147 cascade events. $23.96B liquidation notional. 91.0% cross-venue confirmation. All audit-grade. All reproducible.
Documented, cross-venue confirmed, reproducible during evaluation. Each flagged by CRI with material lead time before forced selling accelerated.
Also documented · BTC $1.041B (163-min lead, 17 Apr 2026) · BTC $957.2M (170-min lead, 7 Jun 2026). Most recent · ETH $445.9M (135-min lead, 15 Jun 2026 · cross-venue confirmation pending daily enrichment).
Across the full archive, BTC and ETH together account for 70.6% of liquidation notional analyzed. Cascade risk in perpetual futures is concentrated — which is exactly why deep-archive coverage of the majors matters more than breadth across thin markets.
It is also why cross-asset contagion is the second-order risk: when the two dominant markets move together, the system moves with them.
Distribution of CRI lead time across documented cascades. The majority land in the 60–160 minute window — enough time for a risk officer to act before forced selling accelerates.
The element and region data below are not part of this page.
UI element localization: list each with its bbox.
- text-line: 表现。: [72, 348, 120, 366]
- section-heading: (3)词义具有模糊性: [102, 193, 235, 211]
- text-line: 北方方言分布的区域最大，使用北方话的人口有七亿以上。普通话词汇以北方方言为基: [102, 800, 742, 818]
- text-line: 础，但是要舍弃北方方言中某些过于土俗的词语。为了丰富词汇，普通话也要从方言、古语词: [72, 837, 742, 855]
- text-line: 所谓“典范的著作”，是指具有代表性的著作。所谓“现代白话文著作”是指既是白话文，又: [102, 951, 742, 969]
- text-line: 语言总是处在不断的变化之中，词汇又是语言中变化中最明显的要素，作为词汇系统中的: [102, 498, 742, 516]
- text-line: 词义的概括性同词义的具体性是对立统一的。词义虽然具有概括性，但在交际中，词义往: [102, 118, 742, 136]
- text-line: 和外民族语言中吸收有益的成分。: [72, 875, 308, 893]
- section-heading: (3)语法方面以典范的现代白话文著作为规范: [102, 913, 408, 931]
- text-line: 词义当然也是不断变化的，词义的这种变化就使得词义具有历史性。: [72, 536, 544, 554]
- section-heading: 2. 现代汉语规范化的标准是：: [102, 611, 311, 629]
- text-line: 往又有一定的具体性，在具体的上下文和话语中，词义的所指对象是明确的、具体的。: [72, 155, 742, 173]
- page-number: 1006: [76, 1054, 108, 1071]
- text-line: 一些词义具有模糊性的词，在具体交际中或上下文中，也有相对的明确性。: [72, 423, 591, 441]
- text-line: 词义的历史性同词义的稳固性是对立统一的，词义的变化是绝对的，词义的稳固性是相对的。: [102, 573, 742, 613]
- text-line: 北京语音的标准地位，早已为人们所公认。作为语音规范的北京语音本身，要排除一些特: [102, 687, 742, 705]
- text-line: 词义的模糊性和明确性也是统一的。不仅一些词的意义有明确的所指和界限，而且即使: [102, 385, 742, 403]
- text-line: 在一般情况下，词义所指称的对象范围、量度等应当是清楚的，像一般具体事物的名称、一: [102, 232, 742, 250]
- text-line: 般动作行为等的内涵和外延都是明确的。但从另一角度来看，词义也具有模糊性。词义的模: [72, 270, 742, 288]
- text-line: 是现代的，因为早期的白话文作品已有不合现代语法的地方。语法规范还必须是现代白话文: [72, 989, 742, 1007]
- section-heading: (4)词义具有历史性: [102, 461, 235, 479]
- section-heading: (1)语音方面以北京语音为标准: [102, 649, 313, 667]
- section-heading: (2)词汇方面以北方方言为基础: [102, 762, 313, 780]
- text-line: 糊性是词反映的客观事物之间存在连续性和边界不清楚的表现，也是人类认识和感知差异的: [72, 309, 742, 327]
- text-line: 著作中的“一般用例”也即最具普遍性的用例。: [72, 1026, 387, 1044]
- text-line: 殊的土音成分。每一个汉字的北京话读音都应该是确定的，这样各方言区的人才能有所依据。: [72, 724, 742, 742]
Two layers of evidence. Real-time detection — the terminal catches contagion as it fires; most recently on 15 June 2026, four assets (ETH, SOL, BTC, BNB) shared a cascade onset inside a 14-minute window. Statistical validation — cross-asset clusters are tested against a null model built by randomly shuffling cascade onset times, repeated 10,000 times on the calibrated archive. Four clusters meet strict criteria (2+ symbols, 20-minute peak window, legs ≥$100M each); the validated clustering occurs roughly 600× more often than chance, at p<0.0001.
Every cascade event has a source_hash and inputs_json capturing the exact data that produced it.
Re-run any event during the evaluation period and get the same result. Deterministic, manifest-backed.
Every published figure traces to SQL. Built so a risk team can verify any claim against its underlying data.